We made it to year five in August, two months after you made it to twenty-five. None of us had enough money to splurge for you and yet we knew we owed those five years to you. How does one marriage repay another for its breath and life? We started saving then, all of the kids, squirreling off little bits for another ten years. What's thirty-five but middle-aged, coral, according to the traditional gifting list. Shell.  We'd learn between year five and year fifteen just how fragile marriages are. In our fifth year, three marriages of kids our age dissolved. When we married, you said, wait until year seven. Until then, you're just playing house. That's the year it gets real. By real, you meant hard.

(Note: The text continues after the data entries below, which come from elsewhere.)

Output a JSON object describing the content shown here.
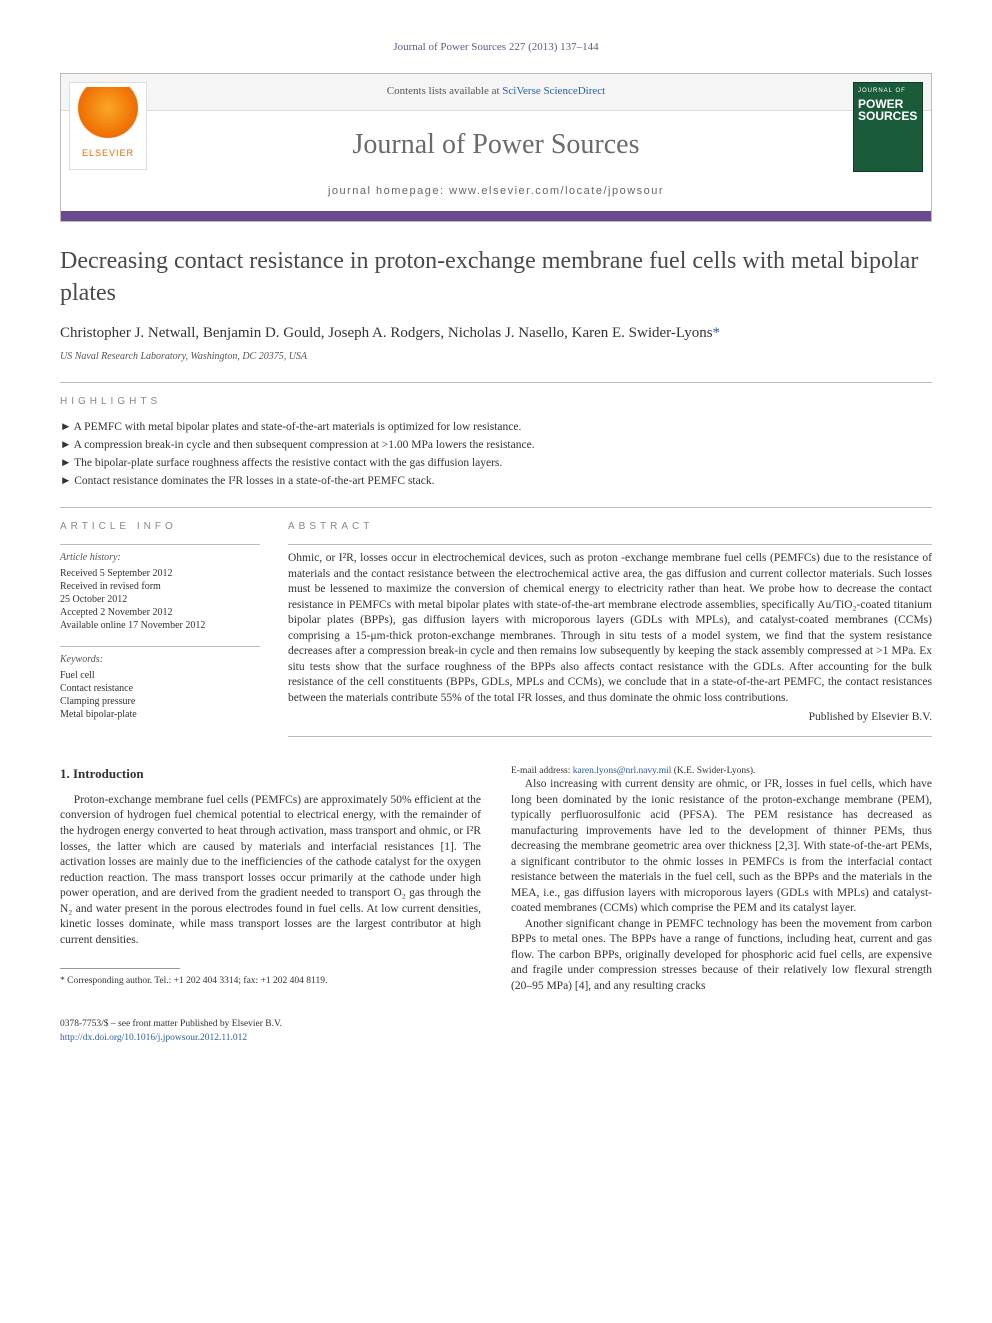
{
  "citation": "Journal of Power Sources 227 (2013) 137–144",
  "header": {
    "contents_prefix": "Contents lists available at ",
    "contents_link": "SciVerse ScienceDirect",
    "journal_title": "Journal of Power Sources",
    "homepage_label": "journal homepage: ",
    "homepage_url": "www.elsevier.com/locate/jpowsour",
    "publisher_logo_label": "ELSEVIER",
    "cover_small": "JOURNAL OF",
    "cover_main": "POWER SOURCES",
    "bar_color": "#6b4a8f",
    "cover_bg": "#1a5c3a"
  },
  "article": {
    "title": "Decreasing contact resistance in proton-exchange membrane fuel cells with metal bipolar plates",
    "authors": "Christopher J. Netwall, Benjamin D. Gould, Joseph A. Rodgers, Nicholas J. Nasello, Karen E. Swider-Lyons",
    "corr_marker": "*",
    "affiliation": "US Naval Research Laboratory, Washington, DC 20375, USA"
  },
  "highlights": {
    "label": "HIGHLIGHTS",
    "items": [
      "A PEMFC with metal bipolar plates and state-of-the-art materials is optimized for low resistance.",
      "A compression break-in cycle and then subsequent compression at >1.00 MPa lowers the resistance.",
      "The bipolar-plate surface roughness affects the resistive contact with the gas diffusion layers.",
      "Contact resistance dominates the I²R losses in a state-of-the-art PEMFC stack."
    ]
  },
  "article_info": {
    "label": "ARTICLE INFO",
    "history_head": "Article history:",
    "history": [
      "Received 5 September 2012",
      "Received in revised form",
      "25 October 2012",
      "Accepted 2 November 2012",
      "Available online 17 November 2012"
    ],
    "keywords_head": "Keywords:",
    "keywords": [
      "Fuel cell",
      "Contact resistance",
      "Clamping pressure",
      "Metal bipolar-plate"
    ]
  },
  "abstract": {
    "label": "ABSTRACT",
    "text": "Ohmic, or I²R, losses occur in electrochemical devices, such as proton -exchange membrane fuel cells (PEMFCs) due to the resistance of materials and the contact resistance between the electrochemical active area, the gas diffusion and current collector materials. Such losses must be lessened to maximize the conversion of chemical energy to electricity rather than heat. We probe how to decrease the contact resistance in PEMFCs with metal bipolar plates with state-of-the-art membrane electrode assemblies, specifically Au/TiO₂-coated titanium bipolar plates (BPPs), gas diffusion layers with microporous layers (GDLs with MPLs), and catalyst-coated membranes (CCMs) comprising a 15-μm-thick proton-exchange membranes. Through in situ tests of a model system, we find that the system resistance decreases after a compression break-in cycle and then remains low subsequently by keeping the stack assembly compressed at >1 MPa. Ex situ tests show that the surface roughness of the BPPs also affects contact resistance with the GDLs. After accounting for the bulk resistance of the cell constituents (BPPs, GDLs, MPLs and CCMs), we conclude that in a state-of-the-art PEMFC, the contact resistances between the materials contribute 55% of the total I²R losses, and thus dominate the ohmic loss contributions.",
    "publisher": "Published by Elsevier B.V."
  },
  "body": {
    "section_title": "1. Introduction",
    "para1": "Proton-exchange membrane fuel cells (PEMFCs) are approximately 50% efficient at the conversion of hydrogen fuel chemical potential to electrical energy, with the remainder of the hydrogen energy converted to heat through activation, mass transport and ohmic, or I²R losses, the latter which are caused by materials and interfacial resistances [1]. The activation losses are mainly due to the inefficiencies of the cathode catalyst for the oxygen reduction reaction. The mass transport losses occur primarily at the cathode under high power operation, and are derived from the gradient needed to transport O₂ gas through the N₂ and water present in the porous electrodes found in fuel cells. At low current densities, kinetic losses dominate, while mass transport losses are the largest contributor at high current densities.",
    "para2": "Also increasing with current density are ohmic, or I²R, losses in fuel cells, which have long been dominated by the ionic resistance of the proton-exchange membrane (PEM), typically perfluorosulfonic acid (PFSA). The PEM resistance has decreased as manufacturing improvements have led to the development of thinner PEMs, thus decreasing the membrane geometric area over thickness [2,3]. With state-of-the-art PEMs, a significant contributor to the ohmic losses in PEMFCs is from the interfacial contact resistance between the materials in the fuel cell, such as the BPPs and the materials in the MEA, i.e., gas diffusion layers with microporous layers (GDLs with MPLs) and catalyst-coated membranes (CCMs) which comprise the PEM and its catalyst layer.",
    "para3": "Another significant change in PEMFC technology has been the movement from carbon BPPs to metal ones. The BPPs have a range of functions, including heat, current and gas flow. The carbon BPPs, originally developed for phosphoric acid fuel cells, are expensive and fragile under compression stresses because of their relatively low flexural strength (20–95 MPa) [4], and any resulting cracks"
  },
  "footnote": {
    "corr_label": "* Corresponding author. Tel.: +1 202 404 3314; fax: +1 202 404 8119.",
    "email_label": "E-mail address: ",
    "email": "karen.lyons@nrl.navy.mil",
    "email_suffix": " (K.E. Swider-Lyons)."
  },
  "bottom": {
    "issn": "0378-7753/$ – see front matter Published by Elsevier B.V.",
    "doi": "http://dx.doi.org/10.1016/j.jpowsour.2012.11.012"
  },
  "colors": {
    "link": "#2a5db0",
    "text": "#333333",
    "muted": "#6b6b6b"
  }
}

In our fifth year, another of your children's marriage was born. And another the next year. The baby marriages kept coming

By the fifteenth anniversary, I'd witnessed the violent deaths of adult marriages. Like a case of Benjamin Button, I ask "how can something like this die like that?" Consider how we all feel when babies die. How have my friends survived the grief of still births, children who've died of cerebral palsy or in accidents? We acclimate ourselves to deaths of baby marriages and old people dying. But we question the loss of life in childhood and long marriage. This year, twenty years of marriage achieved, adultery and acrimony ganged up on a fifty-year old marriage. Ax-murdered it. When two, ten, fifteen year marriages died, my husband and I did health checks. How do we health check a fifty-year old one? Isn't there a stage where life is a given? No. The mystery of marriage is truly a mystery, a sacred thing, a secret, a sacrament, the centrality of who we become.

In A Grief Observed, Lewis writes that marriages that last to death does part often lead to marriages arrested, never ending but changed. Many widows and widowers still feel married. I imagine that even the widows and widowers who remarry have a closet identity, a person within still married to the deceased spouse.

Which anniversary do I dread most? That one. My mother-in-law faced that tenth this year.

As time passes, I accumulate clocks. Clocks tick and tock like a madness in my head and in my cells. I read clock faces that all have fragility behind their second-minute-hour times.  Fragility like a witching hour, bookends our lives. Our early marriages seem hail and healthy, like lively children, but children thrive with strong parents. Late marriages seem stalwart and strong, but time grinds us down. In our early years, your marriage took care of ours; in your late years, I hope to support it as an adult child honors her parents. It's a kind of herd health. Immunize my marriage, exercise it, support the healthy habits of marriages around me, and in turn, when the years of brittle bones and faltering flesh strain the capacity of joyous pleasures, find ways to celebrate your accomplishments. In twenty years, I want hale and healthy young marriages to look ahead to the anniversaries and find no dread in them.

Thank you for showing and teaching us to remember our Creator and to honor that which comes before us, before we ourselves grow old and stooped and the danger of finding no pleasure comes. For in doing so, we guard against losing our pleasure and joy.